For years, companies in the healthcare services and pharmaceuticals sector are the kind of stocks that investors will hold on to for long-term. But due to the pandemic, companies providing medical consumables like as the glove makers, are now surging into prominence as well.
Two of these companies with listings on the Singapore Exchange (SGX) have been especially eye-catching. Top Glove Corporation has been named category winner in returns to shareholders within this industry sector, while Riverstone Holdings came out tops for the weighted Return on Equity (ROE) category, and is also named the overall sector winner. Riverstone Holdings is also the second overall winner across all industry sectors for this year’s Billion Dollar Club.
SEE: DBS downgrades Riverstone Holdings to ‘hold’, other analysts still positive
Riverstone Holdings was set up as Riverstone Resources back in 1989, and under executive chairman Wong Teek Son, the company has grown to be one of the leading manufacturers of cleanroom and medical industry. It has plants in Malaysia, Thailand and China. It makes a variety of products ranging from top of the line healthcare gloves, nitrile gloves, finger cots, face masks to packaging bags.
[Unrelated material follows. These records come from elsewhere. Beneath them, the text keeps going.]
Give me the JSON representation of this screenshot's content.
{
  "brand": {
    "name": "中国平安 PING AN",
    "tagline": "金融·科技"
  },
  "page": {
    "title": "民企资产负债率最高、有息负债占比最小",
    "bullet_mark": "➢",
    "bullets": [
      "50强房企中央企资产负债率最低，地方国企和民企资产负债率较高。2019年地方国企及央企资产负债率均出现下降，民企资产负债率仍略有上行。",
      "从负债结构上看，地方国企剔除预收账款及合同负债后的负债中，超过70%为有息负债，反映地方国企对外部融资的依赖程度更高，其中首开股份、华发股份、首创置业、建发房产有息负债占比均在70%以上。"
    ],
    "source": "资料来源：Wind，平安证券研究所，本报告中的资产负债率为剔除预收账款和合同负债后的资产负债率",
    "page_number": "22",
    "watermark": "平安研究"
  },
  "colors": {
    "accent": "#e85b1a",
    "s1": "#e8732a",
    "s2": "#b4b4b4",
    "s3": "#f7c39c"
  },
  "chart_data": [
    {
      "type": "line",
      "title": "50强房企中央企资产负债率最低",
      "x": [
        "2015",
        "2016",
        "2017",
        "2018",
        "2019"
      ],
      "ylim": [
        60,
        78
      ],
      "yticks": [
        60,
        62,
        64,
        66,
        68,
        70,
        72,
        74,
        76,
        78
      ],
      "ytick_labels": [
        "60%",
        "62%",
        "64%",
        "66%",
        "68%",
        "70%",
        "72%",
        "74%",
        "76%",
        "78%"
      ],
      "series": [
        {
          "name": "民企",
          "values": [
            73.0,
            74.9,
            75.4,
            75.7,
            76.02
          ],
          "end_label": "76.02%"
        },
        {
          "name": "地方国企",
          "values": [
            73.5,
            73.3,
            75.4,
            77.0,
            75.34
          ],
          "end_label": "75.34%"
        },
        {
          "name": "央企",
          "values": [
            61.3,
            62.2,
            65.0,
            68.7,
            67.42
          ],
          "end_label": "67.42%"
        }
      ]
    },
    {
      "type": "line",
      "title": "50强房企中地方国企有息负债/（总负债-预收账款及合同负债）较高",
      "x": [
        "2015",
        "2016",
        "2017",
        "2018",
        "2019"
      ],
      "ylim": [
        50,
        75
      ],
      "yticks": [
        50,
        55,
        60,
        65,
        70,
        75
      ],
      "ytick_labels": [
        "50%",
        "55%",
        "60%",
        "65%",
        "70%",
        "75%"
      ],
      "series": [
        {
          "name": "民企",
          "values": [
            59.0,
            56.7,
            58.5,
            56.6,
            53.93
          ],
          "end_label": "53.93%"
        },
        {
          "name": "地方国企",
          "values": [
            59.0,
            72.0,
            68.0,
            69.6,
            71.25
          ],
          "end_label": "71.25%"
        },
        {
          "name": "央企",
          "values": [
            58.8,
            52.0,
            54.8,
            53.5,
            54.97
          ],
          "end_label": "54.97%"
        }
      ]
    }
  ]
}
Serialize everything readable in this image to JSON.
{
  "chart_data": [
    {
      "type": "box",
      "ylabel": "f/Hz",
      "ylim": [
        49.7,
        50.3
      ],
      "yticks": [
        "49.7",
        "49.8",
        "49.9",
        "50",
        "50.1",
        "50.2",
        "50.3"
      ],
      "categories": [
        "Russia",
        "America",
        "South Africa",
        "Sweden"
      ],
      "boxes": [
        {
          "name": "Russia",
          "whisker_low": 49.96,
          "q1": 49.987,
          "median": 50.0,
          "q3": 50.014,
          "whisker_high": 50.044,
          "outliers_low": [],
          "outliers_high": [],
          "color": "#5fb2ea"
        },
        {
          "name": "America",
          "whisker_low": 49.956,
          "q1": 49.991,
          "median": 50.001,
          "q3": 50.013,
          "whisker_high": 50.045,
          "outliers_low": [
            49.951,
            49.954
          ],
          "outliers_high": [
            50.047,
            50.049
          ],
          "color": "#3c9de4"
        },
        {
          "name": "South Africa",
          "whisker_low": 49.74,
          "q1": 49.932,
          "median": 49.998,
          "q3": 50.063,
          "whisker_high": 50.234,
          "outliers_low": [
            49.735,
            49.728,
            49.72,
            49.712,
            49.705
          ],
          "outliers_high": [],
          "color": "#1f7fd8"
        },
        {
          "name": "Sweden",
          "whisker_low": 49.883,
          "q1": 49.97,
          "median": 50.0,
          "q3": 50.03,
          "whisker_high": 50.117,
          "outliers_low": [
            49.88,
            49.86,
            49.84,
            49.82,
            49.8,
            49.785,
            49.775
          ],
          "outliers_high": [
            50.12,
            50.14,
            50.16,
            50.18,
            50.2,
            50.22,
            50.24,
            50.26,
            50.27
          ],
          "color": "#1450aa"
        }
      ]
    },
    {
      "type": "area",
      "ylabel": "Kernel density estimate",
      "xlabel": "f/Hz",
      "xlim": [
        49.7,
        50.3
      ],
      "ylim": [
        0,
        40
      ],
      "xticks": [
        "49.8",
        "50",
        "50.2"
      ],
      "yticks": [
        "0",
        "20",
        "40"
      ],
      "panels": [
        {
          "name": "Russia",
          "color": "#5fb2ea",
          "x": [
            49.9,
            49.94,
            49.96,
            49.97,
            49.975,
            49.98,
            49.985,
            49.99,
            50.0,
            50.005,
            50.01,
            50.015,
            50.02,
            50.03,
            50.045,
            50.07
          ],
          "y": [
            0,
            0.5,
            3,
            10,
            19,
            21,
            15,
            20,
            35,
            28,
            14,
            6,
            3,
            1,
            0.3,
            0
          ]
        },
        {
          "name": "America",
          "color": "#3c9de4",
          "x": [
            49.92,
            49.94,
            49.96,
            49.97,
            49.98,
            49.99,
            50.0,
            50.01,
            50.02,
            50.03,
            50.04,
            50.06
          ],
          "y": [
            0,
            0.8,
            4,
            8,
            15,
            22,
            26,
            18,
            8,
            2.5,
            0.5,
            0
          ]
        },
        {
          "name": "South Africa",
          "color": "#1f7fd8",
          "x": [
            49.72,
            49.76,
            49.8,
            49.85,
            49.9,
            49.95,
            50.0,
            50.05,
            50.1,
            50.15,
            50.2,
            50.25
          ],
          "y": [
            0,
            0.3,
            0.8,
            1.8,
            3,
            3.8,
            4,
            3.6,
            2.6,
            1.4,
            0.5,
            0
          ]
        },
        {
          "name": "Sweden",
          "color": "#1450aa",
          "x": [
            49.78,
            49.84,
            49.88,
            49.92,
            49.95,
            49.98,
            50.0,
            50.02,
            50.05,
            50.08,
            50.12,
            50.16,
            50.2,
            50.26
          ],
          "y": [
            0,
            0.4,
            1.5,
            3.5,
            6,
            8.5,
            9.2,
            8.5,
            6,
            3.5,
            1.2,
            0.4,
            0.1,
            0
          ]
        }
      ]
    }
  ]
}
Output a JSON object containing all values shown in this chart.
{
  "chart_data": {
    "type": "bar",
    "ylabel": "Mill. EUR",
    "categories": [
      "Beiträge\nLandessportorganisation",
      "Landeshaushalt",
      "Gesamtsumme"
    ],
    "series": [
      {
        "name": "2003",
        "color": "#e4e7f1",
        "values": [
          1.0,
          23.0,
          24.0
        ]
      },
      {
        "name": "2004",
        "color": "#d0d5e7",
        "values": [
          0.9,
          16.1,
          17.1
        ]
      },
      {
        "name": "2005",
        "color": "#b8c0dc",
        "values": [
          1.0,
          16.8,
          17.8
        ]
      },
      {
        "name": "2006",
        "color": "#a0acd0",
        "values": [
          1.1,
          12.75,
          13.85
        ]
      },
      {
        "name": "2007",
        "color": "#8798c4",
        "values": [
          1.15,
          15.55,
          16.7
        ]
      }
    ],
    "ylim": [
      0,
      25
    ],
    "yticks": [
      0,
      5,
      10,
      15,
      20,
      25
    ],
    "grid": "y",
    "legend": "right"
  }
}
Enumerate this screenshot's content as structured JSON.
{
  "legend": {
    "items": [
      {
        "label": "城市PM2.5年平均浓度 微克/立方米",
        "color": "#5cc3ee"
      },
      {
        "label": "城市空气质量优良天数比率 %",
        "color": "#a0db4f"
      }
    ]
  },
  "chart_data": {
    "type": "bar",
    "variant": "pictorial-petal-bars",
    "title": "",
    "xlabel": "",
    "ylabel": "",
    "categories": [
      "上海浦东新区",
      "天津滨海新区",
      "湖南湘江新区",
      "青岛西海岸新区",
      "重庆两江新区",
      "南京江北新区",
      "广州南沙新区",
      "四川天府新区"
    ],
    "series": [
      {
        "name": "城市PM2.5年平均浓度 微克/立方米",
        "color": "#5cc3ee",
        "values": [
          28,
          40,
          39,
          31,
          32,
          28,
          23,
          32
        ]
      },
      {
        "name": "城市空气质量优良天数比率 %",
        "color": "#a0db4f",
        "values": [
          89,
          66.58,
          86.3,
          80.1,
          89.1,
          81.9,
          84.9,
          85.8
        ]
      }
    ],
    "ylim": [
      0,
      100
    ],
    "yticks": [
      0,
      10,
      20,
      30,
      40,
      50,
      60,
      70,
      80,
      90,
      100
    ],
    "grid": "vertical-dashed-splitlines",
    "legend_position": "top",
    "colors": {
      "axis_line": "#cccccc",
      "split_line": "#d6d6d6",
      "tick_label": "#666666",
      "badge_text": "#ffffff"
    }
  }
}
Besides the healthcare industry, the gloves it makes are used by operators in clean rooms of the hard disk and semiconductor industries. More than 85% of its output is exported to customers in other parts of Asia, Europe and the American region. Its weighted ROE in the evaluation period was 18.8 times, which places it among one of the higher-scoring companies.
Top Glove, in many ways, is similar to Riverstone. It was founded in Malaysia too but has since grown from being a local enterprise
to a multinational set-up. The company was founded in 1991 by Tan Sri Dr Lim Wee Chai and has since expanded and set up manu-
facturing facilities in Thailand, Vietnam and China, with some 21,000 people on its payroll. It sells to more than 2,000 customers in 195 countries and claims to have a 26% market share globally for rubber gloves. It was first listed on Bursa in 2001 and had a subsequent listing on the SGX in 2016. Thanks to the surge in its share price in early 2020, Top Glove has been rated sector winner in terms of returns to shareholders. From a share price hovering at just below 30 cents for the better part of the evaluation period, Top Glove’s share price started surging early this year to $1.76 as at June 30, the cut-off date to measure this year’s Billion Dollar Club winners. Since then, Top Glove shares have continued climbing to an intra-day high of more than $3 on certain days.
Haw Par Corporation, which sells the Tiger Balm household brand of medical ointment, has been rated sector winner in terms of growth in profit after tax. In FY2016, it recorded earnings of $125 million, which dipped slightly to $122.5 million for FY2017 before jumping to $179.1 million and $182.2 million for FY2018 and FY2019 respectively, which translates into a CAGR of 13.4% over
the evaluation period.
The company is one of the more famous business brands in Singapore and has been listed on the SGX since 1969. The brand is best known for its Tiger Balm topical analgesic brand, with products sold in more than 100 countries. Besides the consumer healthcare business, Haw Par also has interests in the leisure business and holds significant investments in securities and properties, such as its holdings related to the business empire led by Wee Cho Yaw’s family.